Appendix B Pairwise Loss Formula
When training with pairwise labels, the Bradley-Terry model (people typically use this objective to train reward models in RLHF) generally accepts two probability scalars summing up to 1. When we select the two actions as a pair, there are two cases. The first case is that one sample with a zero MC value, and the other sample with a positive MC value. The second case is that both samples are with positive MC values.
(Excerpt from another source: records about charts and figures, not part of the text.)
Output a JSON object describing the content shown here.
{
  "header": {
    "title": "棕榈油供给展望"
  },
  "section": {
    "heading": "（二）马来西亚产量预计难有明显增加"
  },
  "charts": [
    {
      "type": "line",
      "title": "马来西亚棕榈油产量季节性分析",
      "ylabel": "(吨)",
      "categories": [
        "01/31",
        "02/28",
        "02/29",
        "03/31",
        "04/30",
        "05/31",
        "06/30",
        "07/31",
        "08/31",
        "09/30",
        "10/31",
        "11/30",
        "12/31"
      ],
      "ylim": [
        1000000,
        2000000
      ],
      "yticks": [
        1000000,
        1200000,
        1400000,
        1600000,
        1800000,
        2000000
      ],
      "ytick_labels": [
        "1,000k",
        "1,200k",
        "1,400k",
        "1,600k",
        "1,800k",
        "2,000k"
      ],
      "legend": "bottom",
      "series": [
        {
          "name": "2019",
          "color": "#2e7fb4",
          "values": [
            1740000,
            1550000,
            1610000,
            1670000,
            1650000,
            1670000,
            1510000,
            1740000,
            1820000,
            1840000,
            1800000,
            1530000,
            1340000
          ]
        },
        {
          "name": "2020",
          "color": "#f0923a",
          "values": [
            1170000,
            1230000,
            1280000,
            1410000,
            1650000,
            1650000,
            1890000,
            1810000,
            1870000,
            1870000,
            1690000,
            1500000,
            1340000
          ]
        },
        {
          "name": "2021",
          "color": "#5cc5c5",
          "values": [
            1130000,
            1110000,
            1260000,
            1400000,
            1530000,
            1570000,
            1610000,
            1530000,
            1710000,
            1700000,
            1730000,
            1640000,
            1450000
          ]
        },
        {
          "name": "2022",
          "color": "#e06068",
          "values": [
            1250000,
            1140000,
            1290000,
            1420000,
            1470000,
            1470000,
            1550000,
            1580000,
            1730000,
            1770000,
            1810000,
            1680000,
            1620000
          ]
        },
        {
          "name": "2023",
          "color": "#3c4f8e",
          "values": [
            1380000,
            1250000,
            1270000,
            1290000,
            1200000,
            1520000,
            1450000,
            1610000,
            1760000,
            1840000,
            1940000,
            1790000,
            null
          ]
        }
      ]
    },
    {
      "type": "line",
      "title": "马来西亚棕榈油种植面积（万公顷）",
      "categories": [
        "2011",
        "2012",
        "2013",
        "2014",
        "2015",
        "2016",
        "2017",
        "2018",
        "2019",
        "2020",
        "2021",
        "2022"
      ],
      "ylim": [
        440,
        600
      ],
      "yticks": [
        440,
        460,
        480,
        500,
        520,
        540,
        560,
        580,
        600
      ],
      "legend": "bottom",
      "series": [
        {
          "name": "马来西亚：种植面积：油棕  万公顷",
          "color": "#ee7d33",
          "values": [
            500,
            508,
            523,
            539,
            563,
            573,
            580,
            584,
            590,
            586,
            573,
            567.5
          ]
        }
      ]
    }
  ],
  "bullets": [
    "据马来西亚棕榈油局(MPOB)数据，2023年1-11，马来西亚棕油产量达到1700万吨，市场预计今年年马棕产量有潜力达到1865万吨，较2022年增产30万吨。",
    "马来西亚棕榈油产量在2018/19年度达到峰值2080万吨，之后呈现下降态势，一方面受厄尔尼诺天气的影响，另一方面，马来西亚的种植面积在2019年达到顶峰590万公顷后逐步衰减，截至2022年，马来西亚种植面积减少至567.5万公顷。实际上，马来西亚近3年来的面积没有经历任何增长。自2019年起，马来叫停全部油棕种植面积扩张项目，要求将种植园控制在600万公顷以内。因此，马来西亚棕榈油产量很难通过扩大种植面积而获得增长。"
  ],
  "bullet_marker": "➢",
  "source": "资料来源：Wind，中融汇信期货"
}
The first case is straight-forward, and a normalization step is required for the second case.
Assume the two MC values are $p$ and $q$ , and they follow the Bernoulli distribution: $P(X=1)=p$ and $P(Y=1)=q$ . We need to calculate the probability that action X is preferred over action Y and vice versa.
$$
\begin{split}P(X>Y)&=P(X=1,Y=0)=p(1-q),\\
P(X<Y)&=P(X=0,Y=1)=(1-p)q,\\
P(X=Y)&=P(X=0,Y=0)+P(X=1,Y=1)=(1-p)(1-q)+pq.\end{split} \tag{5}
$$
For the tied situation, each action has half the chance of being preferred. Thus,
$$
\begin{split}P(\text{action X is preferred})=P(X>Y)+1/2*P(X=Y)=1/2*(1+p-q),\\
P(\text{action Y is preferred})=P(X<Y)+1/2*P(X=Y)=1/2*(1+q-p).\end{split} \tag{6}
$$
Now the MC values are normalized and we can train with the pairwise loss.